On March 30, 2011 the British government expelled five diplomats from the Libyan embassy as relations between Libya and the West continued to deteriorate. Over the ensuing months battles raged all across Libya. At one point a truce between the Libyan government and the NTC was brokered but did not hold and by August 2011 the nation was once again in a full-fledged civil war.
After March 31, 2011 the United States enforced the “no-fly” zone over Libya, ostensibly to aid a legitimate uprising and to evict from power a bloodthirsty dictator, but the resulting attacks went much further than simply bringing down Gaddafi. On July 18, 2011 NATO targeted the Great Man-Made River, a massive irrigation project that brought water to thousands of acres of arid land. The warplanes that perpetrated this heinous act not only destroyed a vital piece of Libya’s infrastructure but on July 22, 2011 also destroyed a factory that according to Ellen Brown in her March 14, 2016 account for The Ecologist produced the only pipes necessary to repair it. This vicious, wanton devastation served no practical purpose whatsoever save for collectively punishing the Libyan people.
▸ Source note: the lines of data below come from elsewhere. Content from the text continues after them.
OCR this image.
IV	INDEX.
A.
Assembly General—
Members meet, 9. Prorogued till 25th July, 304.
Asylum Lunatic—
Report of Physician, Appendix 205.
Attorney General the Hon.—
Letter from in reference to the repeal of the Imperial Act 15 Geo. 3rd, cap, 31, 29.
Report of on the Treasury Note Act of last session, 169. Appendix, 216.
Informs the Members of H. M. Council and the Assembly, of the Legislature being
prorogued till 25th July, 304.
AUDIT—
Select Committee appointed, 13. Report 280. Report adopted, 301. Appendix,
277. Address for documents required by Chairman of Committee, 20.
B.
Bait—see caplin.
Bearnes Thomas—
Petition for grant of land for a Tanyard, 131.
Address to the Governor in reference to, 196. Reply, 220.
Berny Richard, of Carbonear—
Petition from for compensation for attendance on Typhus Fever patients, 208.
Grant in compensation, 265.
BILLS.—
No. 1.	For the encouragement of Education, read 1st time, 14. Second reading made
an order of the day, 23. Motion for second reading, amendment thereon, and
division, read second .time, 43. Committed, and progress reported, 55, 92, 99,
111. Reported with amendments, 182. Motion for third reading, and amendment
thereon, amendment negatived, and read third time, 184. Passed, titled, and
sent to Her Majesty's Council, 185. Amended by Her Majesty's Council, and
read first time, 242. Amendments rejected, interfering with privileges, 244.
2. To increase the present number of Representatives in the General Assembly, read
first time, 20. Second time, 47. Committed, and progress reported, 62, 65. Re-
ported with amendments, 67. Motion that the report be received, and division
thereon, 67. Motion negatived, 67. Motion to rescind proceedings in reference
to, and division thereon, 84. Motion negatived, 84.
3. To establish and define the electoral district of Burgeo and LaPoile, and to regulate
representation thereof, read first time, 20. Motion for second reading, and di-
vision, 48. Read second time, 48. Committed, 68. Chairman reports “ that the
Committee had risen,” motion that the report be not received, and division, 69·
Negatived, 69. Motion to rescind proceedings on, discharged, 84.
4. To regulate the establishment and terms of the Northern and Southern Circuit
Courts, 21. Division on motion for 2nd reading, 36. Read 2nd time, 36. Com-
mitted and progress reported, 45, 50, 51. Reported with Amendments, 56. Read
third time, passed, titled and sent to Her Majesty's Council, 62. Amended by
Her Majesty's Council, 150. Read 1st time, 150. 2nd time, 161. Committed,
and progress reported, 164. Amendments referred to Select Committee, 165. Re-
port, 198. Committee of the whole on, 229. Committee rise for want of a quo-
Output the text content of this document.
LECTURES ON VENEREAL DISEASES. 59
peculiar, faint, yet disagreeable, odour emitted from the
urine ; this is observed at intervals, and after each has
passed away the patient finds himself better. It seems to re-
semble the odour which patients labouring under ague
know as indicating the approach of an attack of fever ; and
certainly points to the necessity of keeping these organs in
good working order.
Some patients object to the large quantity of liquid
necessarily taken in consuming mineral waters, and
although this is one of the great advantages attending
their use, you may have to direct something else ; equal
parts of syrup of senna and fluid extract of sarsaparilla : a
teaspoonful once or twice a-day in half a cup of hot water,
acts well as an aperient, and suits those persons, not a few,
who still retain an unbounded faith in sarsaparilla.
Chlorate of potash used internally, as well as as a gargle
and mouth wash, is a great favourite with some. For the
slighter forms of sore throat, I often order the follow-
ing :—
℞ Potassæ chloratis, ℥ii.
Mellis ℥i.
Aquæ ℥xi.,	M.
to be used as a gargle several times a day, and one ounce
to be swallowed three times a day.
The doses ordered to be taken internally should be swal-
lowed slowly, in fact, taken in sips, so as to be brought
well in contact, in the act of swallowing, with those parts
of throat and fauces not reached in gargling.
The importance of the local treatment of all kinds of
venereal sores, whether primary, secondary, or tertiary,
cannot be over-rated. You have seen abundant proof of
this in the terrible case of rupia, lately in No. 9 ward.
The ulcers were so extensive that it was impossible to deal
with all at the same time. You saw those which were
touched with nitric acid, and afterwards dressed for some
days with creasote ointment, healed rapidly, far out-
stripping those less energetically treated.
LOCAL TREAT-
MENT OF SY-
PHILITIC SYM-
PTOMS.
Aided and abetted by the Western powers, the “rebels” closed in on Tripoli and on August 21, 2011 the city fell to the NTC. Gaddafi and his staff and immediate family fled to Syrte. A little after 8:00 p.m. on October 20, 2011, with the “rebels” again closing in, Gaddafi attempted to flee Syrte in a convoy of 75 vehicles but his escape was discovered by RAF aircraft. A US Predator drone operated by someone sitting at a computer screen outside Las Vegas fired the first missiles into the fleeing vehicles. RAF aircraft also fired into the convoy. Ten vehicles were destroyed. Gaddafi survived the attack but was captured soon afterwards by the NTC, who found him hiding in a large drainage pipe. Gaddafi was shot several times and had a bayonet driven into his rectum.
Prior to Gaffafi’s murder, Libya was a stable country if not a traditional nation-state. According to a report titled “Gaddafi’s Libya Was Africa’s Most Prosperous Democracy” by Garikai Chengu that appeared in the January 12, 2013 edition of Countercurrents.org, “. . . Libya was divided into several small communities that were essentially “mini-autonomous States” within a State. These autonomous States had control over their districts and could make a range of decisions including how to allocate oil revenue and budgetary funds. Within these mini-autonomous States, the three main bodies of Libya’s democracy were Local Committees, People’s Congresses and Executive Revolutionary Councils.” Chengu details how Local Committees reported to People’s Congresses that in turn passed decisions up to the Executive Revolutionary councils, thus creating a broad consensus on those decisions affecting the entire population. “The Libyan direct democracy system utilized the word ‘elevation’ rather than ‘election’, and avoided the political campaigning that is a feature of traditional political parties and benefits only the bourgeoisie’s well-heeled and well-to-do,” Chengu writes. “Unlike the West, Libyans did not vote once every four years for a President and local parliamentarian who would then make all decisions for them. Ordinary Libyans made decisions regarding foreign, domestic and economic policy themselves.” Toppling Gaddafi erased a system of government that had functioned smoothly—and fairly—for nearly half a century.